Dennis Rodman’s ‘friend’ in Pyongyang and the only real fix for Syrian WMD: The Israelis

Special to WorldTribune.com

By Donald Kirk, East-Asia-Intel.com

Dennis Rodman while in North Korea might have asked his friend “Kim” about North Korea and Syria.

Too bad he missed the chance, along with any notion of getting “Kim” to “do me a solid,” as he once put it, and let him bring Kenneth Bae out of purgatory in the North. It’s pretty certain “Kim” would have been all on the side of the regime of Bashar Assad in his defiance of the U.S.

North Korean dictator Kim Jong-Un and Dennis Rodman in Pyongyang.
North Korean dictator Kim Jong-Un and Dennis Rodman in Pyongyang.

It’s equally certain, however, that “Kim” would have given no hint as to what the North might be doing to advise the Syrians on hiding their stockpile of sarin gas etc. not only from inspectors but also from strikes by cruise missiles, B52s, smart bombs and drones — all the heavyweight stuff the U.S. could in theory bring to bear.

So much time has passed since President Obama first called for wiping out Syria’s nuclear capabilities that the Syrians, with North Korean assistance and even equipment, have undoubtedly moved all they’ve got to where no one’s going to touch it.

Remember, the North Koreans were building a nuclear reactor for Syria when the Israelis, without going to the United Nations or the European Union or the British parliament or the White House, bombed the darn thing to hell and back again.

That was in September 2007, six years before the present imbroglio, in which the U.S. and a few of its friends have been talking so much about all the damage they might unleash on Syria as to make an attack a waste of time.

The North Koreans, past masters at hiding evidence of weapons of mass destruction, have no doubt been instructing Syrians on the recondite arts of tunneling deep while building dummy sites to attract a cascade of useless explosives. They may even have supplied equipment, including excavators thoughtfully exported to the North from Sweden while Kim Dae-Jung was courting Kim Jong-Il, father of the current “Kim,” at the inter-Korean summit in June 2000.

We know for sure the North Koreans provided gas masks. Some of them were seized along with arms and what-not while in transit through Turkey. Obviously Syrian forces needed them in case any of that sarin gas blew the wrong way from its targets in the Damascus suburbs. Gas masks would have been the least of the North Korean contributions to the welfare of the Assad regime.

If there’s one lesson from the images on television of the effects of sarin gas, it is that until a few weeks ago most people had forgotten that nuclear warheads are not the only weapons of mass destruction (WMD)s.

Chemical and biological weapons are the other two principal WMDs, and North Korea is assumed to have plenty of both. We never hear about them since they’re not “tested” so scientists thousands of miles away can pick up the vibes, and then the particles in the air, as they do after nuclear tests.

As long as North Korean technicians were building that reactor for Syria before the Israelis wiped it out, we can also be sure North Korean technicians have been advising Assad on other WMDs. Still, in all the commentary on what to do about Syria the only mention of North Korea has been about teaching the Syrians a lesson so the North Koreans won’t do the same thing. No one seems to have imagined the North Koreans are aiding Assad now as they were six years ago.

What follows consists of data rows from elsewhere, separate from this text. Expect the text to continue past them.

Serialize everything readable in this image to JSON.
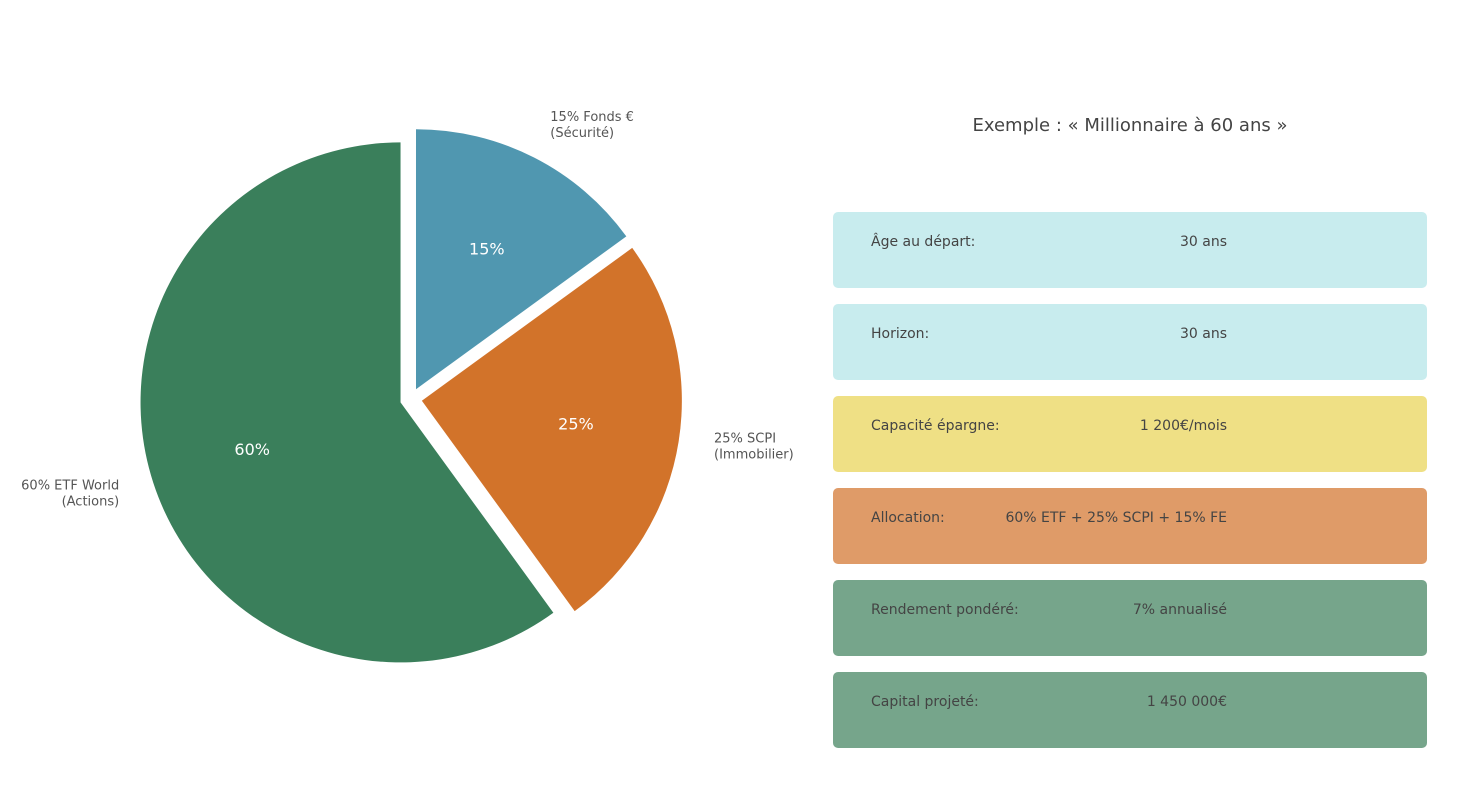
{
  "chart_data": {
    "type": "pie",
    "categories": [
      [
        "15% Fonds €",
        "(Sécurité)"
      ],
      [
        "25% SCPI",
        "(Immobilier)"
      ],
      [
        "60% ETF World",
        "(Actions)"
      ]
    ],
    "values": [
      15,
      25,
      60
    ],
    "value_labels": [
      "15%",
      "25%",
      "60%"
    ],
    "colors": [
      "#5097b0",
      "#d2732a",
      "#3a7f5b"
    ]
  },
  "panel": {
    "title": "Exemple : « Millionnaire à 60 ans »",
    "rows": [
      {
        "label": "Âge au départ:",
        "value": "30 ans",
        "color": "#c8ecee"
      },
      {
        "label": "Horizon:",
        "value": "30 ans",
        "color": "#c8ecee"
      },
      {
        "label": "Capacité épargne:",
        "value": "1 200€/mois",
        "color": "#efe085"
      },
      {
        "label": "Allocation:",
        "value": "60% ETF + 25% SCPI + 15% FE",
        "color": "#df9b68"
      },
      {
        "label": "Rendement pondéré:",
        "value": "7% annualisé",
        "color": "#76a58b"
      },
      {
        "label": "Capital projeté:",
        "value": "1 450 000€",
        "color": "#76a58b"
      }
    ]
  }
}
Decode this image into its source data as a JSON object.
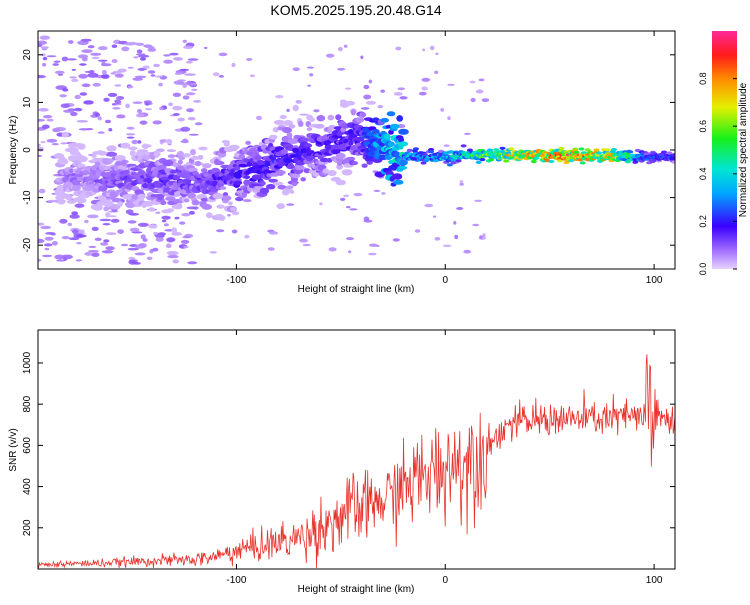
{
  "title": "KOM5.2025.195.20.48.G14",
  "colorbar": {
    "label": "Normalized spectral amplitude",
    "ticks": [
      "0.0",
      "0.2",
      "0.4",
      "0.6",
      "0.8"
    ],
    "tick_values": [
      0.0,
      0.2,
      0.4,
      0.6,
      0.8
    ],
    "range": [
      0,
      1
    ]
  },
  "chart_data": [
    {
      "type": "heatmap",
      "xlabel": "Height of straight line (km)",
      "ylabel": "Frequency (Hz)",
      "xlim": [
        -195,
        110
      ],
      "ylim": [
        -25,
        25
      ],
      "xticks": [
        -100,
        0,
        100
      ],
      "xtick_labels": [
        "-100",
        "0",
        "100"
      ],
      "yticks": [
        -20,
        -10,
        0,
        10,
        20
      ],
      "ytick_labels": [
        "-20",
        "-10",
        "0",
        "10",
        "20"
      ],
      "ridge": {
        "x": [
          -185,
          -160,
          -140,
          -120,
          -100,
          -85,
          -70,
          -55,
          -40,
          -25,
          -10,
          0,
          20,
          40,
          60,
          80,
          95,
          105
        ],
        "freq": [
          -5.5,
          -6.5,
          -6,
          -6.5,
          -5.5,
          -3,
          -1,
          1,
          3,
          -0.5,
          -1.5,
          -1.5,
          -1.0,
          -1.0,
          -1.2,
          -1.3,
          -1.5,
          -1.5
        ],
        "amplitude": [
          0.08,
          0.12,
          0.15,
          0.15,
          0.18,
          0.2,
          0.18,
          0.18,
          0.2,
          0.45,
          0.35,
          0.4,
          0.6,
          0.8,
          0.9,
          0.75,
          0.3,
          0.25
        ]
      }
    },
    {
      "type": "line",
      "xlabel": "Height of straight line (km)",
      "ylabel": "SNR (v/v)",
      "xlim": [
        -195,
        110
      ],
      "ylim": [
        0,
        1160
      ],
      "xticks": [
        -100,
        0,
        100
      ],
      "xtick_labels": [
        "-100",
        "0",
        "100"
      ],
      "yticks": [
        200,
        400,
        600,
        800,
        1000
      ],
      "ytick_labels": [
        "200",
        "400",
        "600",
        "800",
        "1000"
      ],
      "series": [
        {
          "color": "#e8322c",
          "x": [
            -195,
            -180,
            -160,
            -140,
            -120,
            -110,
            -100,
            -90,
            -80,
            -70,
            -60,
            -50,
            -40,
            -30,
            -20,
            -10,
            0,
            10,
            20,
            30,
            40,
            50,
            60,
            70,
            80,
            90,
            95,
            98,
            100,
            105,
            110
          ],
          "values": [
            20,
            25,
            30,
            40,
            45,
            60,
            90,
            110,
            130,
            150,
            200,
            250,
            300,
            330,
            400,
            450,
            500,
            520,
            600,
            700,
            720,
            730,
            725,
            730,
            735,
            740,
            730,
            700,
            720,
            730,
            720
          ]
        }
      ]
    }
  ]
}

That’s not to say, at this stage, that it would not be a good idea to come to diplomatic terms and agree on a plan for Syria to give up its chemical weapons as advocated by Russia.

Anyone who thinks the Syrians would put on more than a show of compliance, however, has got to be living in a dream world.

Again we only have to turn to the North Korean example. How many deals have benighted U.S. negotiators made with the North for abandoning their nuclear program?

The list begins with the failed Geneva framework of 1994 and on to two agreements reached, and never fulfilled, in 2007. Might North Korean advisers be telling their Syrian friends, if we could fool the Americans so easily, so can you?

None of which should be seen as placing confidence in U.S. strikes on Syrian facilities.
At this stage, what’s to strike? Maybe we should wait until the intelligence people get wind of where the Syrians are building new chemical weapons facilities — and then let the Israelis do the job as they did in 2007.